Fermeture de classes
Le sujet de fermeture de classes dans nos écoles, largement relayé, est fait pour inquiéter.
Mais qu’en est-il vraiment ?
Quelques éléments de réflexions, sur ce sujet :
1/ Au niveau national, la baisse de la natalité qui s’accentue ces dernières années, est un véritable sujet. Les projections vont jusqu’en 2035 et ne prévoient pas d’amélioration. Les pouvoirs publics sont en réflexion sur la façon de s’adapter. Est-ce que les moyens financiers seront redirigés vers d’autres ministères, est-ce que l’Éducation Nationale conservera ces moyens pour faire »mieux ». C’est un vrai débat, si cela vous intéresse, vous trouverez facilement des documents sur ce sujet sur Internet.
2/ Au niveau local, cela va être très différent : il est indéniable que par le simple fait du renouvellement des générations, aux Essarts, la baisse de la natalité sera mécaniquement compensée par la vente des maisons lors des départs en EHPAD ou lors des successions.
Pourquoi ? Parce qu’en libérant des maisons, plutôt grandes aux Essarts, ce sont des familles avec enfants qui les achèteront et donc apporteront de nouveaux élèves à nos écoles.
La publication »Démographie et Perspectives » fournit plus de détails, mais on peut estimer à 1400 maisons qui vont changer de propriétaires dans les prochaines années, soit la moitié des logements existants aux Essarts.

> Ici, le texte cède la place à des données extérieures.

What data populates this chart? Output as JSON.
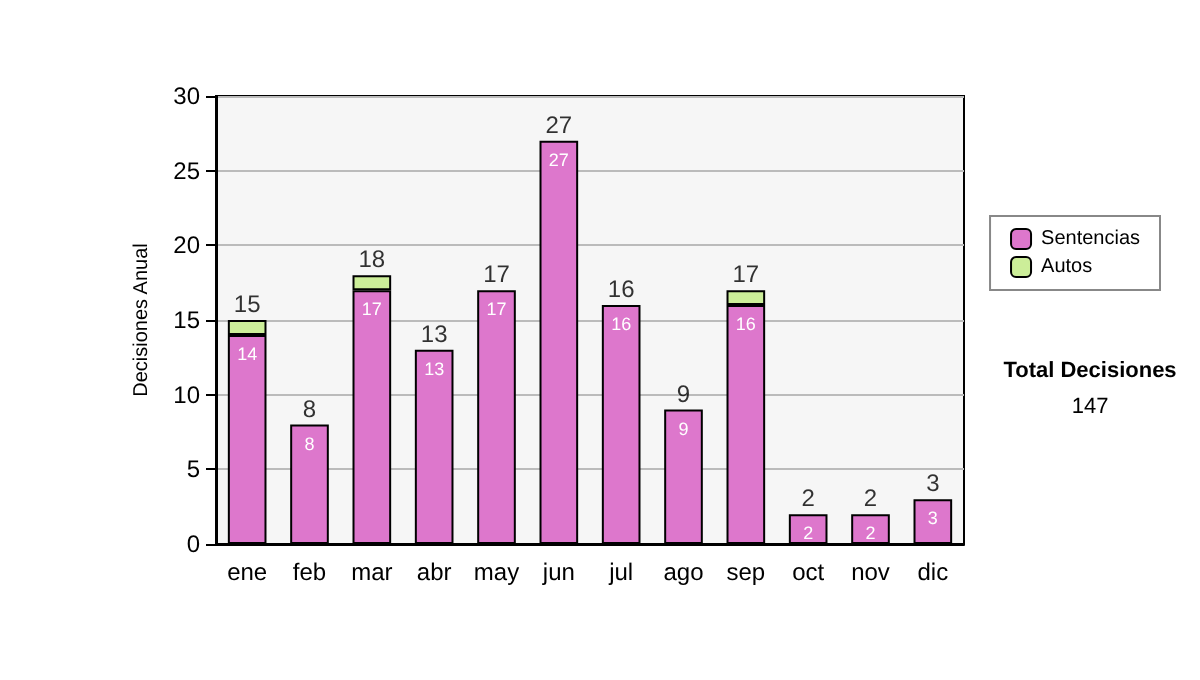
{
  "chart_data": {
    "type": "bar",
    "stacked": true,
    "ylabel": "Decisiones Anual",
    "categories": [
      "ene",
      "feb",
      "mar",
      "abr",
      "may",
      "jun",
      "jul",
      "ago",
      "sep",
      "oct",
      "nov",
      "dic"
    ],
    "series": [
      {
        "name": "Sentencias",
        "color": "#dd77cc",
        "values": [
          14,
          8,
          17,
          13,
          17,
          27,
          16,
          9,
          16,
          2,
          2,
          3
        ],
        "value_labels": [
          "14",
          "8",
          "17",
          "13",
          "17",
          "27",
          "16",
          "9",
          "16",
          "2",
          "2",
          "3"
        ]
      },
      {
        "name": "Autos",
        "color": "#ccee99",
        "values": [
          1,
          0,
          1,
          0,
          0,
          0,
          0,
          0,
          1,
          0,
          0,
          0
        ]
      }
    ],
    "totals": [
      "15",
      "8",
      "18",
      "13",
      "17",
      "27",
      "16",
      "9",
      "17",
      "2",
      "2",
      "3"
    ],
    "ylim": [
      0,
      30
    ],
    "yticks": [
      0,
      5,
      10,
      15,
      20,
      25,
      30
    ],
    "grid": "y",
    "legend": "right",
    "annotations": [
      "Total Decisiones",
      "147"
    ]
  }
}
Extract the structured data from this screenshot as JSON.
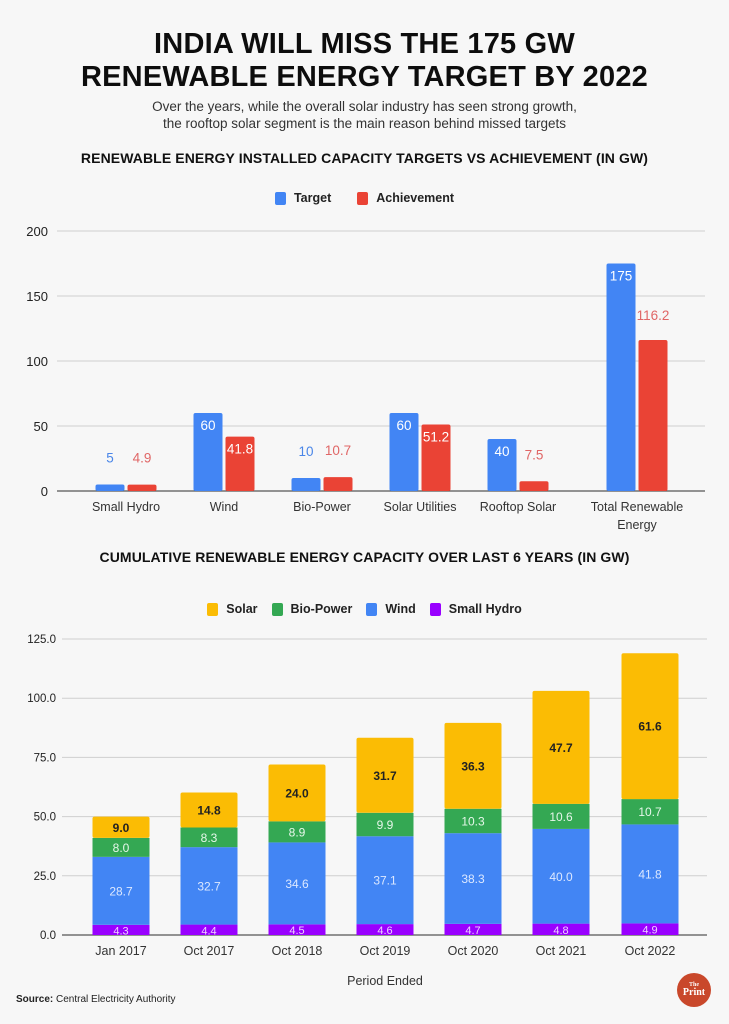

3/ Une variation d’une année à l’autre est possible, avec la fermeture d’une classe qui sera rouverte dès que les effectifs seront rétablis. Il ne faut pas négliger le rôle de la municipalité dans la relation avec l’éducation nationale : lorsqu’il ne manque que trois ou quatre enfants, il est toujours possible de négocier le report de la fermeture. Il faut cependant être proactif.
En résumé, lorsque vous discutez avec d’autres Essartois, n’hésitez pas à les informer qu’il suffit de connaître l’histoire du village pour savoir que l’argument de la perte de classes dans nos écoles n’est qu’un moyen de ne pas débattre du fond en essayant de jouer sur les peurs.